What bugs me is we have Sturgeon "strongly advising" people wear masks in shops but the supermarkets I've seen don't have staff wearing them. I would have thought H&S would be all over that.
Supermarkets are not generally places with a strong health and safety culture. Bit of health and safety around yards (not necessarily that stringently enforced) and pallets. Date checking (not as rigorously done as people might think). A few other things. Supermarkets are the sorts of places where even if they were mandated without interventions after 2 weeks only a third of the staff would be wearing them. The most H&S environment is probably deli/counters.
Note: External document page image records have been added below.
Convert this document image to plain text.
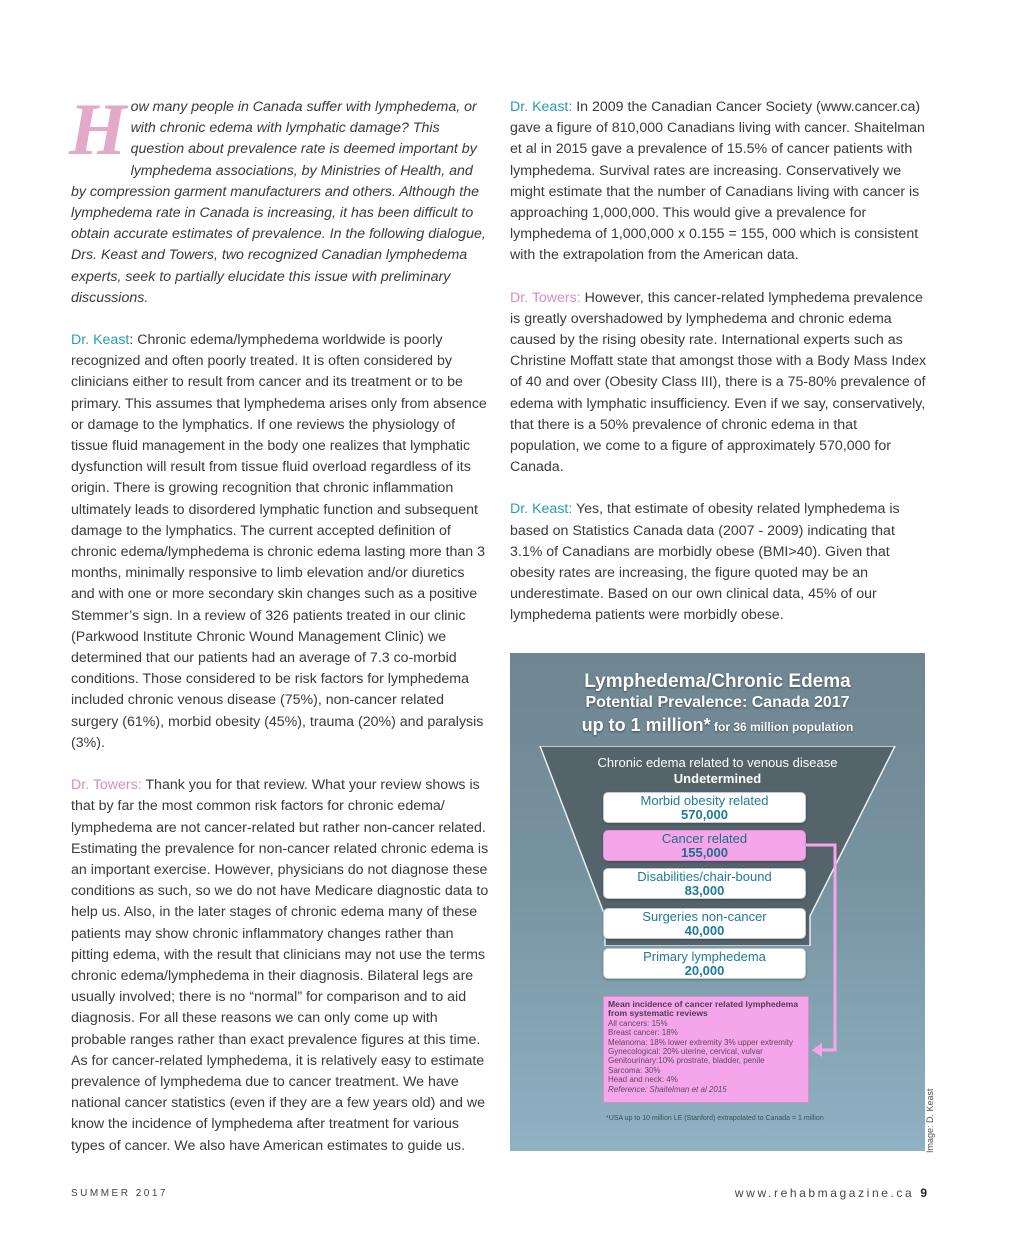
How many people in Canada suffer with lymphedema, or with chronic edema with lymphatic damage? This question about prevalence rate is deemed important by lymphedema associations, by Ministries of Health, and by compression garment manufacturers and others. Although the lymphedema rate in Canada is increasing, it has been difficult to obtain accurate estimates of prevalence. In the following dialogue, Drs. Keast and Towers, two recognized Canadian lymphedema experts, seek to partially elucidate this issue with preliminary discussions.

Dr. Keast: Chronic edema/lymphedema worldwide is poorly recognized and often poorly treated. It is often considered by clinicians either to result from cancer and its treatment or to be primary. This assumes that lymphedema arises only from absence or damage to the lymphatics. If one reviews the physiology of tissue fluid management in the body one realizes that lymphatic dysfunction will result from tissue fluid overload regardless of its origin. There is growing recognition that chronic inflammation ultimately leads to disordered lymphatic function and subsequent damage to the lymphatics. The current accepted definition of chronic edema/lymphedema is chronic edema lasting more than 3 months, minimally responsive to limb elevation and/or diuretics and with one or more secondary skin changes such as a positive Stemmer’s sign. In a review of 326 patients treated in our clinic (Parkwood Institute Chronic Wound Management Clinic) we determined that our patients had an average of 7.3 co-morbid conditions. Those considered to be risk factors for lymphedema included chronic venous disease (75%), non-cancer related surgery (61%), morbid obesity (45%), trauma (20%) and paralysis (3%).

Dr. Towers: Thank you for that review. What your review shows is that by far the most common risk factors for chronic edema/ lymphedema are not cancer-related but rather non-cancer related. Estimating the prevalence for non-cancer related chronic edema is an important exercise. However, physicians do not diagnose these conditions as such, so we do not have Medicare diagnostic data to help us. Also, in the later stages of chronic edema many of these patients may show chronic inflammatory changes rather than pitting edema, with the result that clinicians may not use the terms chronic edema/lymphedema in their diagnosis. Bilateral legs are usually involved; there is no “normal” for comparison and to aid diagnosis. For all these reasons we can only come up with probable ranges rather than exact prevalence figures at this time. As for cancer-related lymphedema, it is relatively easy to estimate prevalence of lymphedema due to cancer treatment. We have national cancer statistics (even if they are a few years old) and we know the incidence of lymphedema after treatment for various types of cancer. We also have American estimates to guide us.

Dr. Keast: In 2009 the Canadian Cancer Society (www.cancer.ca) gave a figure of 810,000 Canadians living with cancer. Shaitelman et al in 2015 gave a prevalence of 15.5% of cancer patients with lymphedema. Survival rates are increasing. Conservatively we might estimate that the number of Canadians living with cancer is approaching 1,000,000. This would give a prevalence for lymphedema of 1,000,000 x 0.155 = 155, 000 which is consistent with the extrapolation from the American data.

Dr. Towers: However, this cancer-related lymphedema prevalence is greatly overshadowed by lymphedema and chronic edema caused by the rising obesity rate. International experts such as Christine Moffatt state that amongst those with a Body Mass Index of 40 and over (Obesity Class III), there is a 75-80% prevalence of edema with lymphatic insufficiency. Even if we say, conservatively, that there is a 50% prevalence of chronic edema in that population, we come to a figure of approximately 570,000 for Canada.

Dr. Keast: Yes, that estimate of obesity related lymphedema is based on Statistics Canada data (2007 - 2009) indicating that 3.1% of Canadians are morbidly obese (BMI>40). Given that obesity rates are increasing, the figure quoted may be an underestimate. Based on our own clinical data, 45% of our lymphedema patients were morbidly obese.

Lymphedema/Chronic Edema
Potential Prevalence: Canada 2017
up to 1 million* for 36 million population
Chronic edema related to venous disease
Undetermined
Morbid obesity related
570,000
Cancer related
155,000
Disabilities/chair-bound
83,000
Surgeries non-cancer
40,000
Primary lymphedema
20,000
Mean incidence of cancer related lymphedema from systematic reviews
All cancers: 15%
Breast cancer: 18%
Melanoma: 18% lower extremity 3% upper extremity
Gynecological: 20% uterine, cervical, vulvar
Genitourinary:10% prostrate, bladder, penile
Sarcoma: 30%
Head and neck: 4%
Reference: Shaitelman et al 2015
*USA up to 10 million LE (Stanford) extrapolated to Canada = 1 million	Image: D. Keast
SUMMER 2017	www.rehabmagazine.ca 9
The workers who've been there for Feb/March/April/May working continuously will have a very different idea of the risk to many of the rest of us. Supermarket workers are definitely not sticking to 2 metres from the rest of the staff, which will be one of the types of risks. If a supermarket worker gets it, it is likely to spread to other workers as happens every year with norovirus and ordinary flu. The risk at the moment won't be quite as high as I think people are staying slightly farther apart and the shops are emptier. When I worked in a supermarket/pharmacy I had a different attitude to seasonal flu (not like coronavirus). I was coughed and sneezed on at close proximity, but if I tried to keep my distance and handwash along with a young and healthy immune system I didn't get it. That's not to mean you behave in a silly way, just saying that how the workers will perceive the risk is different from us closeted up at home (including me). Now I go outside extensively for exercise I'm happyish with that, but I'm not going to any indoor environments far more nervous about that than if I was back where I used to work.